Proseguendo nella lettura del documento, ecco comparire l‟ennesima frottola. Mentendo, così da non smentire se stessa (che fastidio quell‟ottavo comandamento!), la Bortolani afferma di averci sollecitato più volte la presentazione di risultati che non le avremmo mai fornito. Al di là del fatto che della Bortolani, forse un po‟ a disagio per la questione dei conti bancari misteriosi, perdemmo presto le tracce e, dunque, lei non ci chiese mai nulla per non svegliare il can che dorme, se qualcosa avesse chiesto l‟avremmo rimandata al professor Coccioni, direttore del Centro di Geobiologia di Urbino, che, come forse si ricorderà, aveva l‟obbligo da lui stesso sottoscritto di fornire proprio quelle informazioni e che, chissà, magari non lo fece mai.

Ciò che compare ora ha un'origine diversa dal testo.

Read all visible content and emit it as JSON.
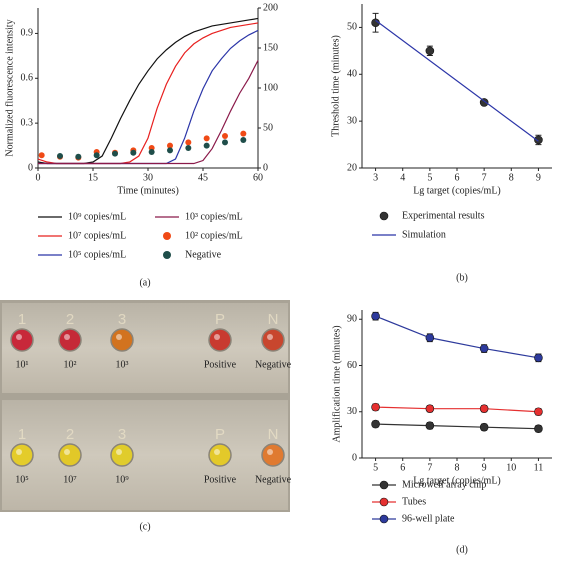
{
  "chart_data": [
    {
      "type": "line",
      "ylabel": "Normalized fluorescence intensity",
      "xlabel": "Time (minutes)",
      "xlim": [
        0,
        60
      ],
      "xticks": [
        0,
        15,
        30,
        45,
        60
      ],
      "ylim": [
        0,
        1.07
      ],
      "yticks": [
        0,
        0.3,
        0.6,
        0.9
      ],
      "y2lim": [
        0,
        200
      ],
      "y2ticks": [
        0,
        50,
        100,
        150,
        200
      ],
      "series": [
        {
          "name": "10⁹ copies/mL",
          "color": "#111111",
          "type": "line",
          "x": [
            0,
            2.5,
            5,
            7.5,
            10,
            12.5,
            15,
            17.5,
            20,
            22.5,
            25,
            27.5,
            30,
            32.5,
            35,
            37.5,
            40,
            42.5,
            45,
            47.5,
            50,
            52.5,
            55,
            57.5,
            60
          ],
          "values": [
            0.04,
            0.03,
            0.03,
            0.03,
            0.03,
            0.03,
            0.04,
            0.08,
            0.2,
            0.33,
            0.45,
            0.56,
            0.65,
            0.73,
            0.79,
            0.84,
            0.88,
            0.91,
            0.93,
            0.95,
            0.96,
            0.97,
            0.98,
            0.99,
            1.0
          ]
        },
        {
          "name": "10⁷ copies/mL",
          "color": "#e8201f",
          "type": "line",
          "x": [
            0,
            2.5,
            5,
            7.5,
            10,
            12.5,
            15,
            17.5,
            20,
            22.5,
            25,
            27.5,
            30,
            32.5,
            35,
            37.5,
            40,
            42.5,
            45,
            47.5,
            50,
            52.5,
            55,
            57.5,
            60
          ],
          "values": [
            0.06,
            0.04,
            0.03,
            0.03,
            0.03,
            0.03,
            0.03,
            0.03,
            0.03,
            0.03,
            0.04,
            0.08,
            0.2,
            0.4,
            0.56,
            0.68,
            0.77,
            0.83,
            0.87,
            0.9,
            0.92,
            0.94,
            0.95,
            0.96,
            0.97
          ]
        },
        {
          "name": "10⁵ copies/mL",
          "color": "#2b35a8",
          "type": "line",
          "x": [
            0,
            2.5,
            5,
            7.5,
            10,
            12.5,
            15,
            17.5,
            20,
            22.5,
            25,
            27.5,
            30,
            32.5,
            35,
            37.5,
            40,
            42.5,
            45,
            47.5,
            50,
            52.5,
            55,
            57.5,
            60
          ],
          "values": [
            0.03,
            0.03,
            0.03,
            0.03,
            0.03,
            0.03,
            0.03,
            0.03,
            0.03,
            0.03,
            0.03,
            0.03,
            0.03,
            0.03,
            0.03,
            0.06,
            0.2,
            0.38,
            0.53,
            0.65,
            0.73,
            0.8,
            0.85,
            0.89,
            0.92
          ]
        },
        {
          "name": "10³ copies/mL",
          "color": "#8b1a4a",
          "type": "line",
          "x": [
            0,
            2.5,
            5,
            7.5,
            10,
            12.5,
            15,
            17.5,
            20,
            22.5,
            25,
            27.5,
            30,
            32.5,
            35,
            37.5,
            40,
            42.5,
            45,
            47.5,
            50,
            52.5,
            55,
            57.5,
            60
          ],
          "values": [
            0.03,
            0.03,
            0.03,
            0.03,
            0.03,
            0.03,
            0.03,
            0.03,
            0.03,
            0.03,
            0.03,
            0.03,
            0.03,
            0.03,
            0.03,
            0.03,
            0.03,
            0.03,
            0.05,
            0.13,
            0.25,
            0.38,
            0.5,
            0.6,
            0.72
          ]
        },
        {
          "name": "10² copies/mL",
          "color": "#f04a16",
          "type": "scatter",
          "axis": "y2",
          "x": [
            1,
            6,
            11,
            16,
            21,
            26,
            31,
            36,
            41,
            46,
            51,
            56
          ],
          "values": [
            16,
            14,
            13,
            20,
            19,
            22,
            25,
            28,
            32,
            37,
            40,
            43
          ]
        },
        {
          "name": "Negative",
          "color": "#1f4e4a",
          "type": "scatter",
          "axis": "y2",
          "x": [
            6,
            11,
            16,
            21,
            26,
            31,
            36,
            41,
            46,
            51,
            56
          ],
          "values": [
            15,
            14,
            16,
            18,
            19,
            20,
            22,
            25,
            28,
            32,
            35
          ]
        }
      ]
    },
    {
      "type": "scatter",
      "ylabel": "Threshold time (minutes)",
      "xlabel": "Lg target (copies/mL)",
      "xlim": [
        2.5,
        9.5
      ],
      "xticks": [
        3,
        4,
        5,
        6,
        7,
        8,
        9
      ],
      "ylim": [
        20,
        55
      ],
      "yticks": [
        20,
        30,
        40,
        50
      ],
      "series": [
        {
          "name": "Experimental results",
          "color": "#333333",
          "type": "scatter",
          "x": [
            3,
            5,
            7,
            9
          ],
          "values": [
            51,
            45,
            34,
            26
          ],
          "errors": [
            2,
            1,
            0.5,
            1
          ]
        },
        {
          "name": "Simulation",
          "color": "#2b35a8",
          "type": "line",
          "x": [
            3,
            9
          ],
          "values": [
            51.5,
            25.7
          ]
        }
      ]
    },
    {
      "type": "line",
      "ylabel": "Amplification time (minutes)",
      "xlabel": "Lg target (copies/mL)",
      "xlim": [
        4.5,
        11.5
      ],
      "xticks": [
        5,
        6,
        7,
        8,
        9,
        10,
        11
      ],
      "ylim": [
        0,
        96
      ],
      "yticks": [
        0,
        30,
        60,
        90
      ],
      "series": [
        {
          "name": "Microwell array chip",
          "color": "#333333",
          "type": "line",
          "markers": true,
          "x": [
            5,
            7,
            9,
            11
          ],
          "values": [
            22,
            21,
            20,
            19
          ],
          "errors": [
            2,
            2,
            2,
            2
          ]
        },
        {
          "name": "Tubes",
          "color": "#e53030",
          "type": "line",
          "markers": true,
          "x": [
            5,
            7,
            9,
            11
          ],
          "values": [
            33,
            32,
            32,
            30
          ],
          "errors": [
            2,
            2,
            2,
            2
          ]
        },
        {
          "name": "96-well plate",
          "color": "#2d3a9c",
          "type": "line",
          "markers": true,
          "x": [
            5,
            7,
            9,
            11
          ],
          "values": [
            92,
            78,
            71,
            65
          ],
          "errors": [
            2.5,
            2.5,
            2.5,
            2.5
          ]
        }
      ]
    }
  ],
  "photo": {
    "rows": [
      {
        "numbers": [
          "1",
          "2",
          "3",
          "P",
          "N"
        ],
        "labels": [
          "10¹",
          "10²",
          "10³",
          "Positive",
          "Negative"
        ],
        "well_colors": [
          "#c8283a",
          "#c52a38",
          "#d2731f",
          "#c83a30",
          "#c8462e"
        ]
      },
      {
        "numbers": [
          "1",
          "2",
          "3",
          "P",
          "N"
        ],
        "labels": [
          "10⁵",
          "10⁷",
          "10⁹",
          "Positive",
          "Negative"
        ],
        "well_colors": [
          "#e4cc2a",
          "#e2c828",
          "#e0cc2c",
          "#e3c92a",
          "#e07a30"
        ]
      }
    ]
  },
  "panel_labels": [
    "(a)",
    "(b)",
    "(c)",
    "(d)"
  ]
}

Ma questi non sono affari che riguardino mia moglie o me.

 

Va detto, a onor del vero, che ci furono non poche persone che si presero la briga di scrivere alla Bortolani95 protestando per la fregatura che sentivano di aver preso e più di qualcuno tentò pure di iscriversi alla Onlus per avere accesso ai documenti, in particolare a quei misteriosi movimenti bancari. Molto pragmaticamente, da quella vecchia mestierante che è e di certo guidata da qualcuno che il mestiere lo conosce ancor meglio, Marina reagì con il solito muro di gomma, non senza, però, essersi felicemente intascata i dieci Euro di chi le aveva mandato la quota d‟iscrizione. Ammetto che anch‟io, tramite un amico insospettabile che mi fece da prestanome, inviai il denaro, naturalmente senza altro risultato che aver fatto l‟elemosina a casa Bortolani. Dieci Euro qua, dieci Euro là… Butta via!